John Thomson & Adolphe Smith, 1877, Street Life in London, (London: Sampson Low, Marston, Searle and Rivington).
 
"Awaiting the moment when the costermonger is able to procure a barrow of his own he must pay eighteen pence per week for the cost of hiring. Then he must beware of the police, who have a knack of confiscating these barrows, on the pretext that they obstruct the thoroughfare and of placing them in what is termed the Green Yard, where no less than a shilling per day is charged for the room the barrow is supposed to occupy. At the same time, its owner will probably be fined from half a crown to ten shillings so that altogether it is much safer to secure a good place in a crowded street market. In this respect, Joseph Carney, the costermonger, whose portrait is before the reader, has been most fortunate. He stands regularly in the street market that stretches between Seven Dials and what is called Five Dials, making his pitch by a well-known newsagent's, whose shop serves as a landmark. Like the majority of his class, he does not always sell fish, but only when the wind is propitious and it can be bought cheaply.
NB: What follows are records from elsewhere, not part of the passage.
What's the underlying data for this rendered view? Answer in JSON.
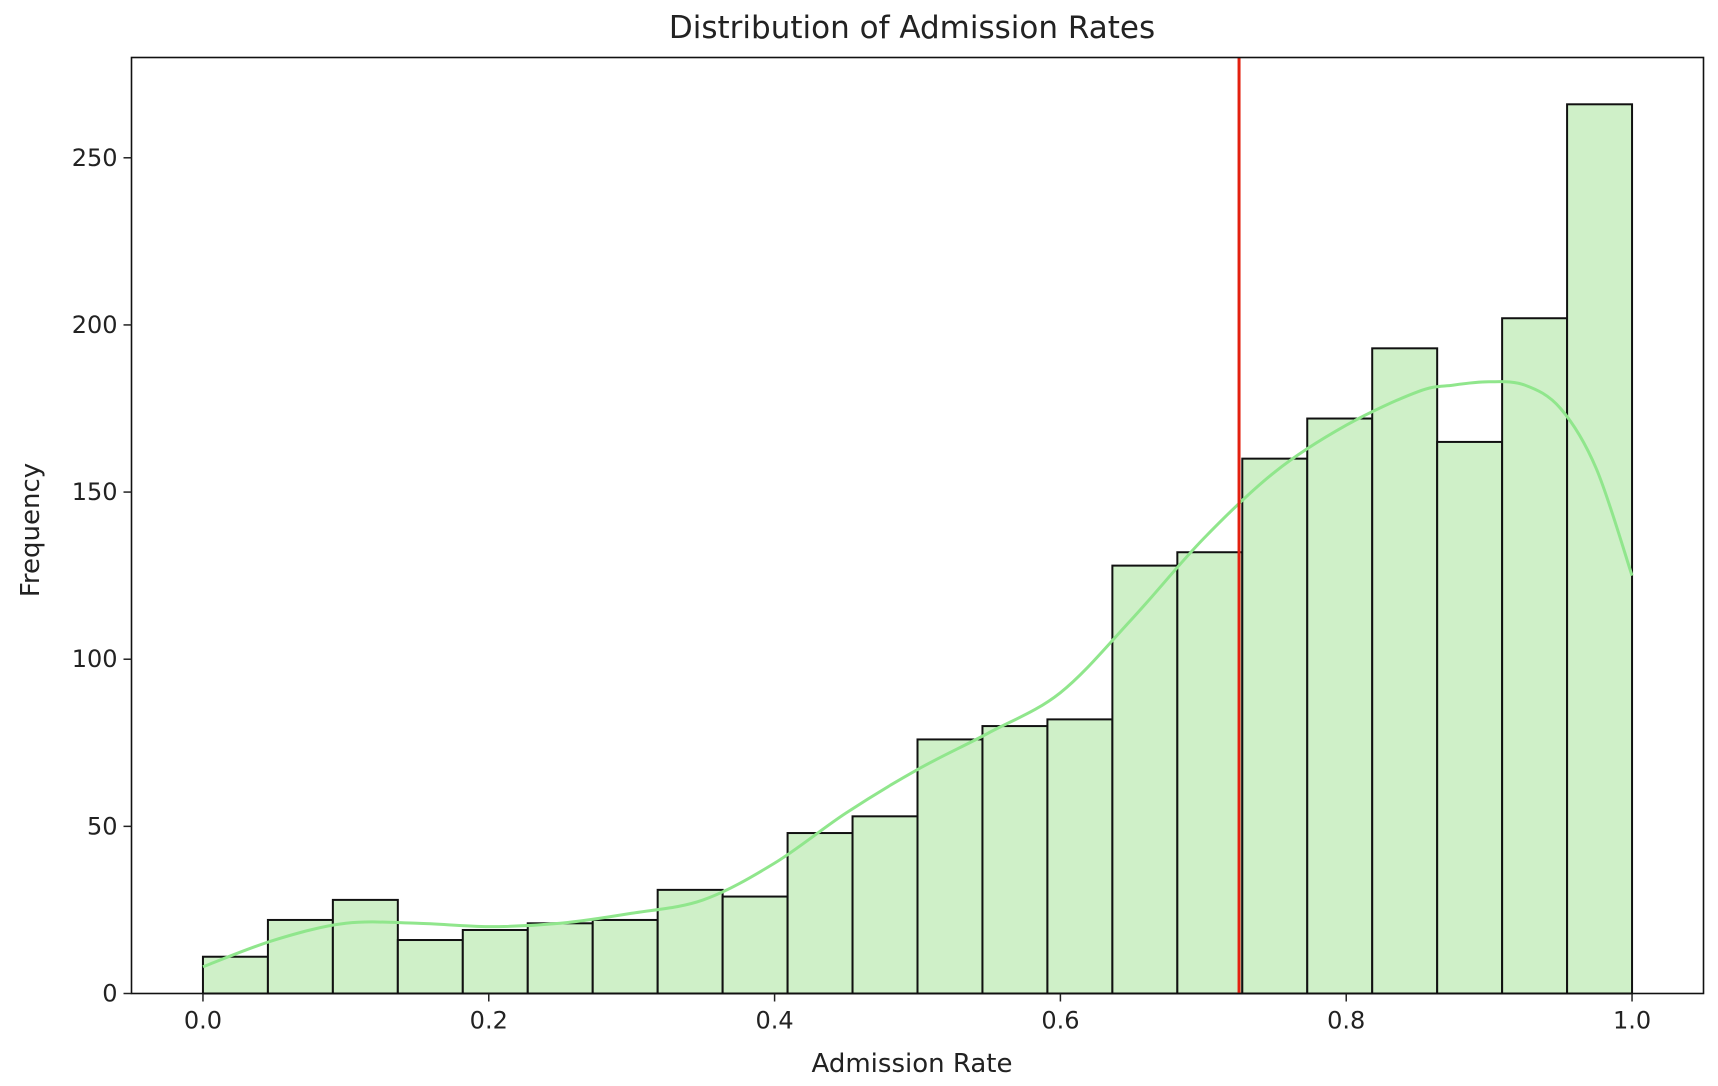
{
  "chart_data": {
    "type": "bar",
    "title": "Distribution of Admission Rates",
    "xlabel": "Admission Rate",
    "ylabel": "Frequency",
    "xlim": [
      -0.05,
      1.05
    ],
    "ylim": [
      0,
      280
    ],
    "grid": false,
    "xticks": [
      0.0,
      0.2,
      0.4,
      0.6,
      0.8,
      1.0
    ],
    "xtick_labels": [
      "0.0",
      "0.2",
      "0.4",
      "0.6",
      "0.8",
      "1.0"
    ],
    "yticks": [
      0,
      50,
      100,
      150,
      200,
      250
    ],
    "ytick_labels": [
      "0",
      "50",
      "100",
      "150",
      "200",
      "250"
    ],
    "bins": {
      "edges_start": 0.0,
      "edges_end": 1.0,
      "count": 22,
      "values": [
        11,
        22,
        28,
        16,
        19,
        21,
        22,
        31,
        29,
        48,
        53,
        76,
        80,
        82,
        128,
        132,
        160,
        172,
        193,
        165,
        202,
        266
      ]
    },
    "kde": {
      "x": [
        0.0,
        0.05,
        0.1,
        0.15,
        0.2,
        0.25,
        0.3,
        0.35,
        0.4,
        0.45,
        0.5,
        0.55,
        0.6,
        0.65,
        0.7,
        0.75,
        0.8,
        0.85,
        0.875,
        0.9,
        0.925,
        0.95,
        0.975,
        1.0
      ],
      "y": [
        8,
        16,
        21,
        21,
        20,
        21,
        24,
        28,
        39,
        54,
        67,
        78,
        90,
        112,
        136,
        156,
        170,
        180,
        182,
        183,
        182,
        175,
        157,
        125
      ]
    },
    "vline": {
      "x": 0.725
    },
    "colors": {
      "bar_fill": "#cff0c8",
      "bar_edge": "#111111",
      "kde_line": "#90e68c",
      "vline": "#e3200f"
    }
  }
}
On the day when the photograph was taken, he had succeeded in buying a barrel of five hundred fresh herrings for twenty five shillings. Out of these he selected about two hundred of the largest fish, which he sold at a penny each, while he disposed of the smaller herrings at a halfpenny.
 
"Trade was brisk at that moment, though the fish is sometimes much cheaper. Indeed, I have seen fresh herrings sold at five a penny; and this is all the more fortunate, as notwithstanding the small cost, they are, with the exception of good salmon, about the most nutritious fish in the market."